Chantiers d’urgence dans la Vina : un député sur le terrain

L’honorable Abba Alim, vice-président à l’Assemblée nationale a effectué une descente sur les sites des projets de réhabilitation des voiries urbaines et routes le 7 août dernier.

Accompagné d’une mission d’audit d’entretien routier, l’honorable Abba Alim a sillonné les différents chantiers en cours dans le département de la Vina le weekend dernier. Il s’agit de trois chantiers inscrits dans le cadre des projets d’exécution des travaux d’urgence dont les fonds de 10 milliards de F avaient été débloqués par l’Etat du Cameroun entre 2018 et 2020 pour leur réalisation. Mais depuis 2021, les travaux de ces chantiers sont presque à l’arrêt.

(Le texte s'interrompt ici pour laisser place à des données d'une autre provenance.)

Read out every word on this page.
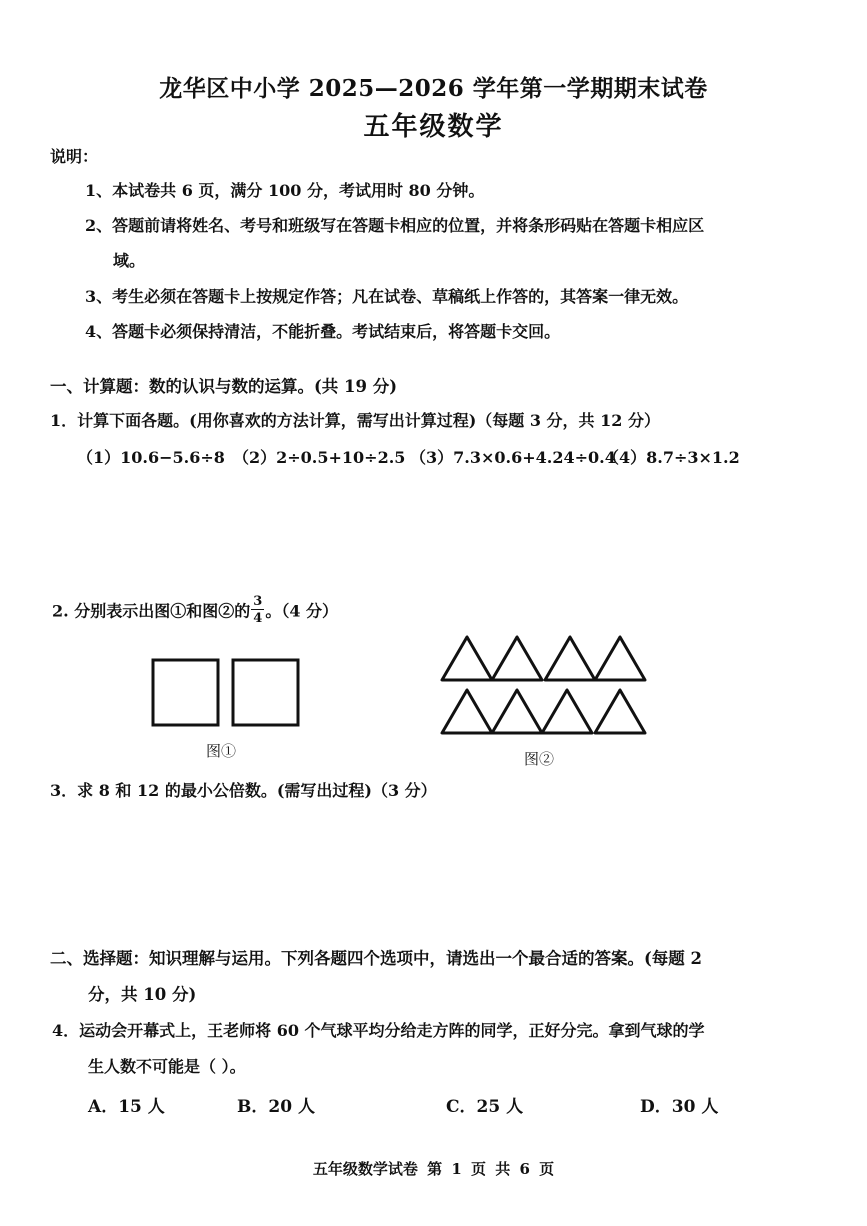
龙华区中小学 2025—2026 学年第一学期期末试卷
五年级数学
说明：
1、本试卷共 6 页，满分 100 分，考试用时 80 分钟。
2、答题前请将姓名、考号和班级写在答题卡相应的位置，并将条形码贴在答题卡相应区
域。
3、考生必须在答题卡上按规定作答；凡在试卷、草稿纸上作答的，其答案一律无效。
4、答题卡必须保持清洁，不能折叠。考试结束后，将答题卡交回。
一、计算题：数的认识与数的运算。(共 19 分)
1．计算下面各题。(用你喜欢的方法计算，需写出计算过程)（每题 3 分，共 12 分）
（1）10.6−5.6÷8 （2）2÷0.5+10÷2.5 （3）7.3×0.6+4.24÷0.4
（4）8.7÷3×1.2
2. 分别表示出图①和图②的 $\frac{3}{4}$ 。（4 分）
图①	图②
3．求 8 和 12 的最小公倍数。(需写出过程)（3 分）
二、选择题：知识理解与运用。下列各题四个选项中，请选出一个最合适的答案。(每题 2
分，共 10 分)
4．运动会开幕式上，王老师将 60 个气球平均分给走方阵的同学，正好分完。拿到气球的学
生人数不可能是（ ）。
A．15 人	B．20 人	C．25 人	D．30 人
五年级数学试卷 第 1 页 共 6 页
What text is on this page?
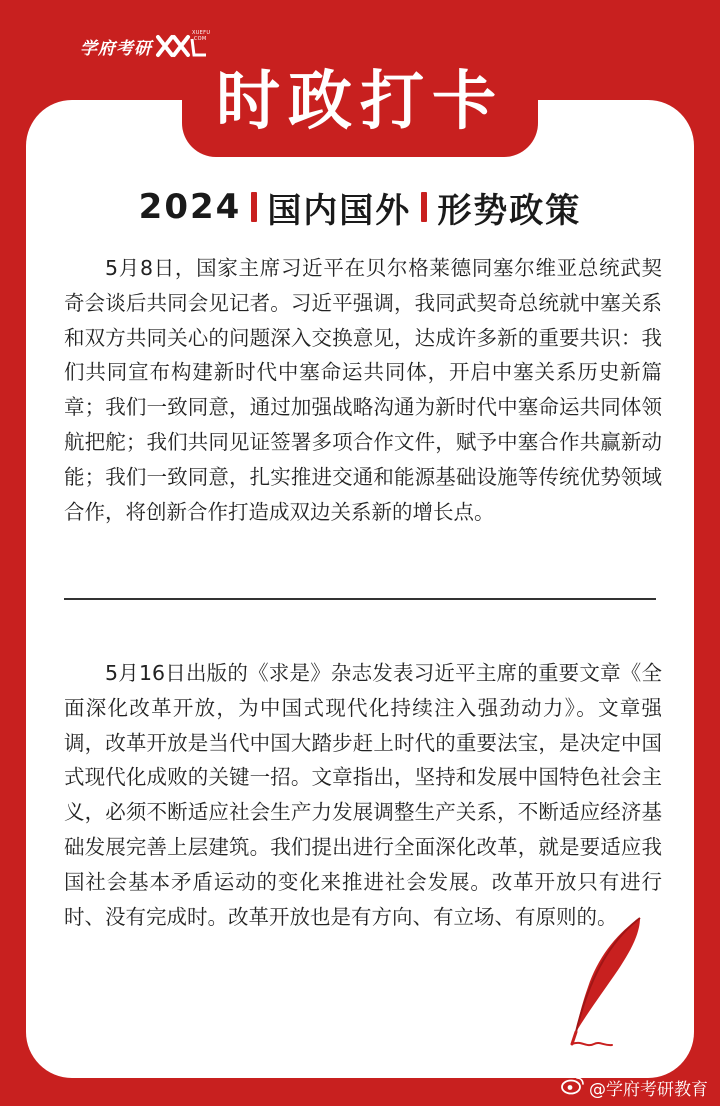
学府考研
XUEFU .COM
时政打卡
2024 国内国外 形势政策

5月8日，国家主席习近平在贝尔格莱德同塞尔维亚总统武契奇会谈后共同会见记者。习近平强调，我同武契奇总统就中塞关系和双方共同关心的问题深入交换意见，达成许多新的重要共识：我们共同宣布构建新时代中塞命运共同体，开启中塞关系历史新篇章；我们一致同意，通过加强战略沟通为新时代中塞命运共同体领航把舵；我们共同见证签署多项合作文件，赋予中塞合作共赢新动能；我们一致同意，扎实推进交通和能源基础设施等传统优势领域合作，将创新合作打造成双边关系新的增长点。

5月16日出版的《求是》杂志发表习近平主席的重要文章《全面深化改革开放，为中国式现代化持续注入强劲动力》。文章强调，改革开放是当代中国大踏步赶上时代的重要法宝，是决定中国式现代化成败的关键一招。文章指出，坚持和发展中国特色社会主义，必须不断适应社会生产力发展调整生产关系，不断适应经济基础发展完善上层建筑。我们提出进行全面深化改革，就是要适应我国社会基本矛盾运动的变化来推进社会发展。改革开放只有进行时、没有完成时。改革开放也是有方向、有立场、有原则的。

@学府考研教育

Sur le terrain, le député est allé à la rencontre des maîtres d’ouvrage afin de comprendre ce qui cloche. 
Premier arrêt dans l’arrondissement de Belel, où le député a évalué le chantier relatif du projet d’exécution des travaux d’entretien périodique du tronçon routier Ngaoundéré-Belel, long de 117 km. Pour un coût de près de 350 millions de F. Sur le tableau des difficultés rencontrées figurent, entre autres, le non-respect du délai d’exécution, l’insuffisance de moyens matériels et financiers pour la réalisation de cette prestation, la mauvaise exécution de certaines tâches. Conséquence, le taux d’exécution se situe à 60 % avec un délai de consommation de 204%. L’entreprise a pourtant bénéficié de deux décomptes d’un montant de 110 millions de F. 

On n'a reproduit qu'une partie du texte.